In den kommenden Jahren sollen die bestehenden Förderungen von Beratungsangeboten für Frauen weitergeführt werden. Daneben soll die Fachstelle für Gewaltprävention mit der Zielgruppe Jugendliche weiterhin eine wichtige Drehscheibe für MultiplikatorInnen darstellen und relevante Themen aufgreifen. Schwerpunkt in der Gewaltpräventionsarbeit werden die Informationen über konkrete Hilfestellungen und Hilfseinrichtungen sowie die Interventionskette sein, ebenso die Sensibilisierung für Ursachen und Formen der Gewalt, insbesondere hinsichtlich unterschiedlicher Geschlechterbilder und deren Einfluss auf Gewalt. Die Rolle von Kindern und Jugendlichen als Ziel bzw. als „ZeugInnen“ von häuslicher Gewalt soll vermehrt in den Blickpunkt gerückt werden.

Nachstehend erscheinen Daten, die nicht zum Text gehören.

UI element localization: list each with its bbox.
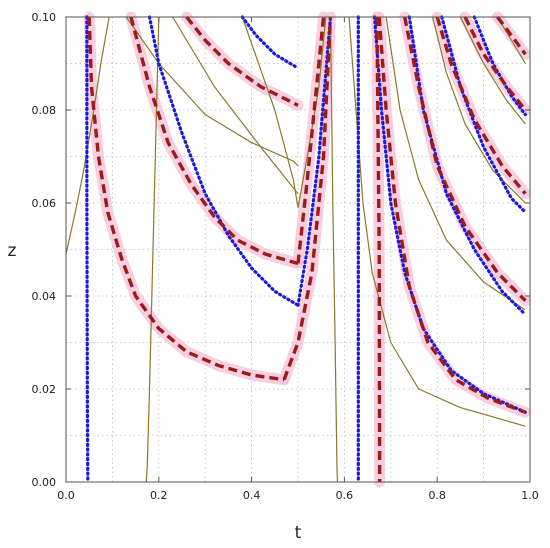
y-axis-label: z: [8, 241, 17, 261]
series-dotted-line: [85, 15, 90, 484]
y-tick-label: 0.08: [32, 104, 57, 117]
y-tick-label: 0.00: [32, 476, 57, 489]
series-solid-line: [385, 16, 526, 311]
series-halo: [181, 11, 304, 111]
plot-frame: [65, 16, 531, 483]
series-halo: [83, 11, 290, 386]
series-dashed-line: [403, 16, 527, 302]
y-tick-label: 0.06: [32, 197, 57, 210]
series-dashed-line: [377, 16, 526, 414]
series-solid-line: [329, 16, 339, 483]
x-axis-ticks: 0.0 0.2 0.4 0.6 0.8 1.0: [57, 17, 539, 502]
x-tick-label: 0.0: [57, 489, 75, 502]
series-dotted-line: [407, 15, 527, 317]
y-tick-label: 0.04: [32, 290, 57, 303]
x-tick-label: 0.8: [428, 489, 446, 502]
x-tick-label: 0.6: [336, 489, 354, 502]
series-halo: [399, 11, 531, 307]
series-solid-line: [172, 16, 299, 195]
x-axis-label: t: [295, 523, 302, 543]
series-dotted-line: [147, 15, 300, 307]
y-tick-label: 0.10: [32, 11, 57, 24]
series-dashed-line: [129, 16, 299, 266]
series-solid-line: [431, 16, 526, 204]
x-tick-label: 1.0: [521, 489, 539, 502]
series-dashed-line: [496, 15, 527, 56]
y-tick-label: 0.02: [32, 383, 57, 396]
x-tick-label: 0.4: [243, 489, 261, 502]
series-solid-line: [125, 16, 299, 167]
series-dashed-line: [185, 15, 299, 107]
series-dashed-line: [87, 16, 285, 382]
series-dashed-line: [296, 16, 326, 264]
series-solid-line: [348, 16, 526, 427]
series-dotted-line: [240, 15, 300, 70]
series-dashed-line: [463, 16, 527, 112]
x-tick-label: 0.2: [150, 489, 168, 502]
series-solid-line: [459, 16, 526, 125]
series-dashed-line: [435, 16, 527, 195]
series-dashed-line: [375, 16, 382, 483]
series-dotted-line: [296, 15, 333, 307]
series-solid-line: [145, 16, 160, 483]
series-solid-line: [241, 16, 299, 208]
series-lines: [65, 15, 527, 484]
y-axis-ticks: 0.00 0.02 0.04 0.06 0.08 0.10: [32, 11, 530, 489]
series-dashed-line: [282, 16, 333, 381]
series-solid-line: [65, 16, 110, 255]
series-dotted-line: [440, 15, 527, 214]
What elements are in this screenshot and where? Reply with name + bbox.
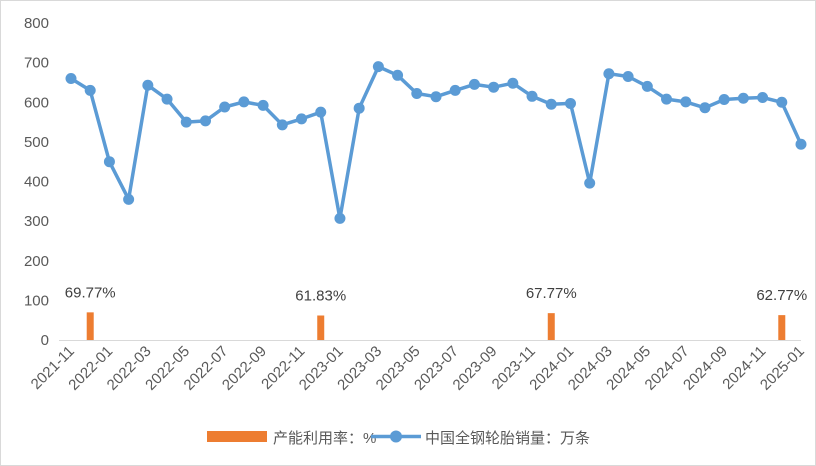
y-tick-label: 0 (41, 332, 49, 349)
line-point (795, 138, 807, 150)
line-point (545, 98, 557, 110)
y-tick-label: 700 (24, 55, 49, 72)
line-point (315, 106, 327, 118)
y-axis: 0 100 200 300 400 500 600 700 800 (24, 15, 49, 349)
line-point (622, 70, 634, 82)
line-point (468, 78, 480, 90)
line-point (180, 116, 192, 128)
bar-series: 69.77% 61.83% 67.77% 62.77% (65, 284, 807, 340)
line-point (372, 61, 384, 73)
line-point (219, 101, 231, 113)
bar (547, 313, 555, 340)
line-point (84, 84, 96, 96)
line-point (392, 69, 404, 81)
line-point (161, 93, 173, 105)
line-point (430, 91, 442, 103)
y-tick-label: 100 (24, 292, 49, 309)
line-point (699, 102, 711, 114)
y-tick-label: 800 (24, 15, 49, 32)
line-point (123, 193, 135, 205)
line-point (603, 68, 615, 80)
y-tick-label: 400 (24, 174, 49, 191)
line-point (257, 99, 269, 111)
line-point (411, 88, 423, 100)
line-point (142, 79, 154, 91)
bar-data-label: 62.77% (756, 287, 807, 304)
line-point (334, 212, 346, 224)
line-point (65, 72, 77, 84)
line-point (526, 90, 538, 102)
line-series (65, 61, 807, 224)
line-point (680, 96, 692, 108)
legend-bar-swatch (207, 431, 267, 442)
line-point (584, 177, 596, 189)
legend-line-marker (390, 430, 402, 443)
line-point (199, 115, 211, 127)
y-tick-label: 300 (24, 213, 49, 230)
bar (86, 312, 94, 340)
line-point (449, 84, 461, 96)
bar-data-label: 61.83% (295, 287, 346, 304)
legend-bar-label: 产能利用率：% (273, 430, 376, 447)
line-point (296, 113, 308, 125)
line-point (641, 80, 653, 92)
line-point (718, 93, 730, 105)
y-tick-label: 200 (24, 253, 49, 270)
line-point (757, 91, 769, 103)
line-point (507, 77, 519, 89)
line-point (103, 156, 115, 168)
x-axis: 2021-112022-012022-032022-052022-072022-… (28, 340, 808, 394)
y-tick-label: 500 (24, 134, 49, 151)
bar-data-label: 69.77% (65, 284, 116, 301)
y-tick-label: 600 (24, 94, 49, 111)
line-point (353, 102, 365, 114)
line-point (238, 96, 250, 108)
line-point (737, 92, 749, 104)
line-point (488, 81, 500, 93)
line-point (276, 119, 288, 131)
line-point (564, 97, 576, 109)
bar-data-label: 67.77% (526, 285, 577, 302)
legend: 产能利用率：% 中国全钢轮胎销量：万条 (207, 429, 590, 447)
bar (778, 315, 786, 340)
bar (317, 315, 325, 340)
legend-line-label: 中国全钢轮胎销量：万条 (425, 429, 590, 447)
line-point (661, 93, 673, 105)
line-point (776, 96, 788, 108)
series-line (70, 64, 803, 221)
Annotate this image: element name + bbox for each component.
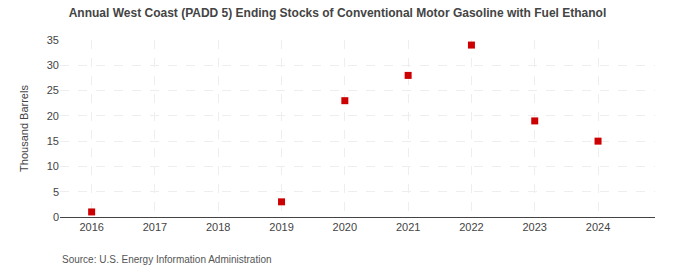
svg-text:10: 10 — [47, 160, 59, 172]
svg-text:5: 5 — [53, 186, 59, 198]
svg-text:2019: 2019 — [269, 221, 293, 233]
svg-text:15: 15 — [47, 135, 59, 147]
svg-text:2020: 2020 — [333, 221, 357, 233]
svg-text:20: 20 — [47, 110, 59, 122]
svg-text:35: 35 — [47, 34, 59, 46]
svg-text:2024: 2024 — [586, 221, 610, 233]
svg-text:2016: 2016 — [79, 221, 103, 233]
svg-text:0: 0 — [53, 211, 59, 223]
svg-text:2022: 2022 — [459, 221, 483, 233]
svg-text:2017: 2017 — [143, 221, 167, 233]
svg-text:2023: 2023 — [522, 221, 546, 233]
svg-text:Annual West Coast (PADD 5) End: Annual West Coast (PADD 5) Ending Stocks… — [69, 6, 607, 20]
svg-text:Source: U.S. Energy Informatio: Source: U.S. Energy Information Administ… — [62, 254, 272, 265]
svg-text:2018: 2018 — [206, 221, 230, 233]
svg-text:Thousand Barrels: Thousand Barrels — [18, 85, 30, 172]
svg-text:2021: 2021 — [396, 221, 420, 233]
svg-text:25: 25 — [47, 84, 59, 96]
svg-text:30: 30 — [47, 59, 59, 71]
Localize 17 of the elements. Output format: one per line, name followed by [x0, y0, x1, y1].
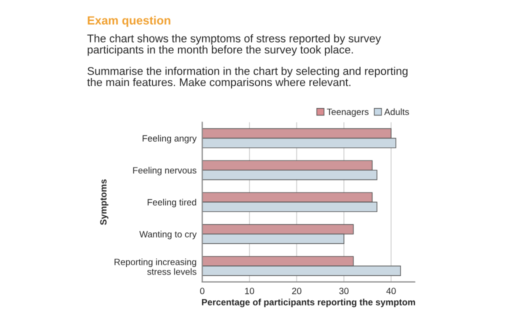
y-tick-label: Feeling tired: [148, 198, 196, 208]
legend-label: Adults: [384, 108, 409, 116]
chart-subtitle: The chart shows the symptoms of stress reported by survey participants in the month before the survey took place.: [87, 34, 381, 56]
chart-title: Exam question: [88, 16, 170, 27]
legend-label: Teenagers: [326, 108, 369, 117]
x-axis-title: Percentage of participants reporting the symptom: [202, 298, 416, 308]
x-tick-label: 10: [245, 288, 254, 294]
text: Summarise the information in the chart by selecting and reporting the main features. Make comparisons where relevant.: [87, 66, 408, 88]
x-tick-label: 20: [292, 288, 302, 294]
y-tick-label: Feeling angry: [142, 134, 197, 144]
y-tick-label: Reporting increasing stress levels: [114, 258, 196, 275]
y-tick-label: Feeling nervous: [133, 166, 196, 176]
x-tick-label: 30: [339, 288, 349, 294]
y-tick-label: Wanting to cry: [139, 230, 197, 240]
y-axis-title: Symptoms: [100, 179, 108, 225]
x-tick-label: 0: [200, 288, 204, 294]
x-tick-label: 40: [386, 288, 396, 294]
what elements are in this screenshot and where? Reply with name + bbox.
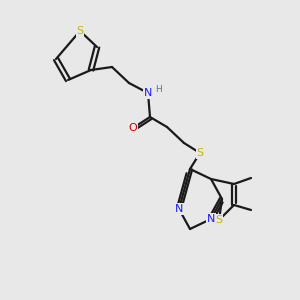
Text: N: N: [207, 214, 215, 224]
Text: H: H: [154, 85, 161, 94]
Text: S: S: [215, 215, 223, 225]
Text: S: S: [196, 148, 204, 158]
Text: S: S: [76, 26, 84, 36]
Text: O: O: [129, 123, 137, 133]
Text: N: N: [175, 204, 183, 214]
Text: N: N: [144, 88, 152, 98]
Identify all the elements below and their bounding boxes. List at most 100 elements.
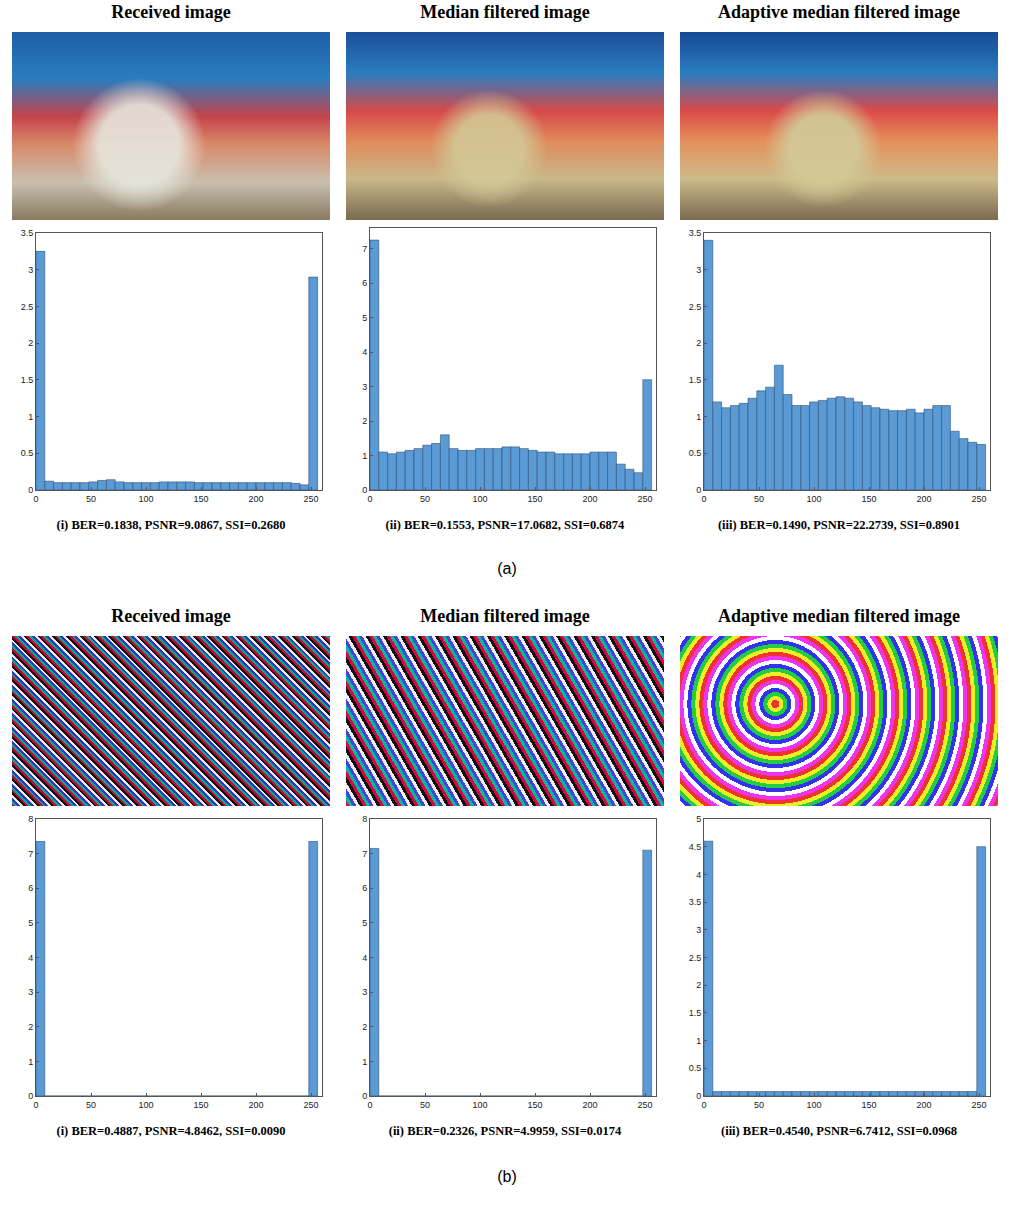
svg-text:8: 8 [362, 814, 367, 824]
svg-text:0: 0 [28, 485, 33, 495]
svg-text:1: 1 [696, 1036, 701, 1046]
svg-text:0: 0 [33, 1100, 38, 1110]
svg-text:200: 200 [582, 1100, 597, 1110]
svg-text:2: 2 [696, 980, 701, 990]
svg-text:2.5: 2.5 [21, 302, 34, 312]
svg-text:2: 2 [696, 338, 701, 348]
svg-text:2: 2 [362, 416, 367, 426]
svg-text:4: 4 [28, 953, 33, 963]
svg-text:8: 8 [28, 814, 33, 824]
svg-text:0: 0 [367, 494, 372, 504]
html-text:Adaptive median filtered image: Adaptive median filtered image [717, 2, 961, 22]
html-text:Adaptive median filtered image: Adaptive median filtered image [717, 606, 961, 626]
svg-text:2.5: 2.5 [689, 302, 702, 312]
svg-text:250: 250 [971, 494, 986, 504]
svg-text:150: 150 [861, 1100, 876, 1110]
html-text:(ii) BER=0.1553, PSNR=17.0682,: (ii) BER=0.1553, PSNR=17.0682, SSI=0.687… [385, 518, 625, 532]
svg-text:6: 6 [362, 883, 367, 893]
svg-text:3: 3 [28, 987, 33, 997]
svg-text:4: 4 [362, 953, 367, 963]
html-text:(b): (b) [497, 1168, 517, 1185]
svg-text:100: 100 [806, 1100, 821, 1110]
svg-text:5: 5 [696, 814, 701, 824]
html-text:Median filtered image: Median filtered image [420, 606, 590, 626]
svg-text:1: 1 [362, 1057, 367, 1067]
svg-text:2: 2 [28, 1022, 33, 1032]
svg-text:0: 0 [696, 1091, 701, 1101]
svg-text:150: 150 [527, 494, 542, 504]
html-text:Received image: Received image [111, 606, 231, 626]
svg-text:7: 7 [362, 849, 367, 859]
svg-text:6: 6 [362, 278, 367, 288]
svg-text:150: 150 [861, 494, 876, 504]
svg-text:1: 1 [696, 412, 701, 422]
svg-text:0: 0 [33, 494, 38, 504]
html-text:(i) BER=0.1838, PSNR=9.0867, S: (i) BER=0.1838, PSNR=9.0867, SSI=0.2680 [56, 518, 286, 532]
svg-text:0: 0 [696, 485, 701, 495]
svg-text:3.5: 3.5 [689, 228, 702, 238]
svg-text:3: 3 [362, 987, 367, 997]
svg-text:0: 0 [28, 1091, 33, 1101]
svg-text:50: 50 [754, 1100, 764, 1110]
svg-text:5: 5 [28, 918, 33, 928]
svg-text:50: 50 [754, 494, 764, 504]
svg-text:200: 200 [916, 1100, 931, 1110]
svg-text:4: 4 [696, 870, 701, 880]
svg-text:250: 250 [303, 494, 318, 504]
html-text:(iii) BER=0.1490, PSNR=22.2739: (iii) BER=0.1490, PSNR=22.2739, SSI=0.89… [717, 518, 961, 532]
svg-text:4.5: 4.5 [689, 842, 702, 852]
svg-text:5: 5 [362, 918, 367, 928]
svg-text:200: 200 [248, 1100, 263, 1110]
svg-text:0: 0 [362, 485, 367, 495]
svg-text:200: 200 [916, 494, 931, 504]
svg-text:3: 3 [696, 925, 701, 935]
svg-text:150: 150 [193, 1100, 208, 1110]
svg-text:150: 150 [193, 494, 208, 504]
html-text:Received image: Received image [111, 2, 231, 22]
svg-text:3.5: 3.5 [21, 228, 34, 238]
html-text:(a): (a) [497, 560, 517, 577]
svg-text:100: 100 [806, 494, 821, 504]
svg-text:0: 0 [701, 494, 706, 504]
svg-text:150: 150 [527, 1100, 542, 1110]
svg-text:100: 100 [472, 494, 487, 504]
svg-text:100: 100 [138, 1100, 153, 1110]
svg-text:0.5: 0.5 [689, 1063, 702, 1073]
svg-text:2.5: 2.5 [689, 953, 702, 963]
svg-text:1.5: 1.5 [689, 375, 702, 385]
svg-text:1: 1 [28, 1057, 33, 1067]
svg-text:0.5: 0.5 [689, 448, 702, 458]
svg-text:100: 100 [138, 494, 153, 504]
svg-text:50: 50 [420, 494, 430, 504]
svg-text:50: 50 [86, 1100, 96, 1110]
svg-text:7: 7 [362, 244, 367, 254]
svg-text:7: 7 [28, 849, 33, 859]
svg-text:5: 5 [362, 313, 367, 323]
svg-text:250: 250 [637, 494, 652, 504]
svg-text:1.5: 1.5 [689, 1008, 702, 1018]
svg-text:0.5: 0.5 [21, 448, 34, 458]
svg-text:3: 3 [362, 382, 367, 392]
svg-text:250: 250 [303, 1100, 318, 1110]
svg-text:3: 3 [696, 265, 701, 275]
svg-text:1: 1 [28, 412, 33, 422]
svg-text:3: 3 [28, 265, 33, 275]
svg-text:3.5: 3.5 [689, 897, 702, 907]
svg-text:0: 0 [367, 1100, 372, 1110]
svg-text:2: 2 [362, 1022, 367, 1032]
svg-text:200: 200 [248, 494, 263, 504]
svg-text:0: 0 [701, 1100, 706, 1110]
svg-text:250: 250 [637, 1100, 652, 1110]
svg-text:50: 50 [420, 1100, 430, 1110]
svg-text:1.5: 1.5 [21, 375, 34, 385]
svg-text:250: 250 [971, 1100, 986, 1110]
svg-text:1: 1 [362, 451, 367, 461]
svg-text:0: 0 [362, 1091, 367, 1101]
html-text:Median filtered image: Median filtered image [420, 2, 590, 22]
svg-text:2: 2 [28, 338, 33, 348]
svg-text:4: 4 [362, 347, 367, 357]
svg-text:6: 6 [28, 883, 33, 893]
svg-text:100: 100 [472, 1100, 487, 1110]
svg-text:50: 50 [86, 494, 96, 504]
svg-text:200: 200 [582, 494, 597, 504]
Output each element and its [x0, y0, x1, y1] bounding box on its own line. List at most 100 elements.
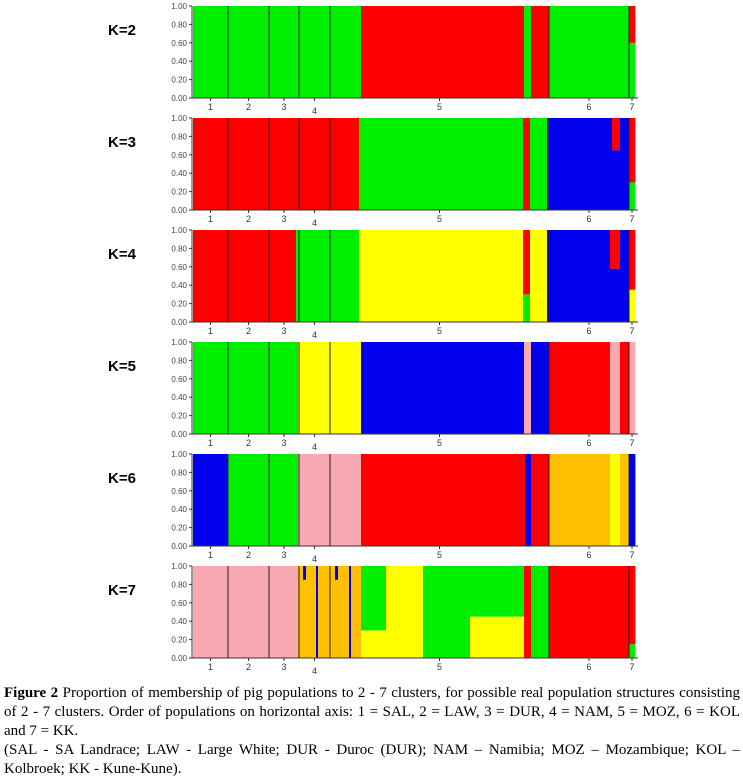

Neben den finanziellen Mitteln, die das Land Niederösterreich für Gewaltprävention aufwendet, gilt es anzumerken, dass das Frauenbudget des Bundes im Jahr 2020 um 20 Prozent auf € 12,15 Millionen aufgestockt worden ist. Mit den zusätzlichen Mitteln wurde das Budget aller geförderten Frauenberatungsstellen um ca. 12 Prozent erhöht und ein Fördercall für gewaltspezifische Projekte in Höhe von insgesamt € 1,25 Millionen durchgeführt. Für 2021 erfolgte eine weitere Erhöhung dieses Budgets auf € 14,65 Millionen, was somit eine Steigerung von 43 Prozent gegenüber dem Jahr 2019 bedeutet. Ein großer Teil der Mittel aus dem Frauenressort kommt dem Gewaltschutz zugute, wobei auch ein Schwerpunkt auf den Kampf gegen neue Gewaltformen wie Cybergewalt und Hass im Netz gelegt wird.
Weiters läuft seitens des Bundes aktuell ein Förderaufruf, bei dem € 1,6 Millionen in Projekte und Initiativen fließen sollen, die in der Prävention von geschlechtsspezifischer Gewalt an Frauen und Mädchen tätig sind sowie Mädchen und Frauen unterstützen, die Opfer von geschlechtsspezifischer, kulturell bedingter oder häuslicher Gewalt geworden sind.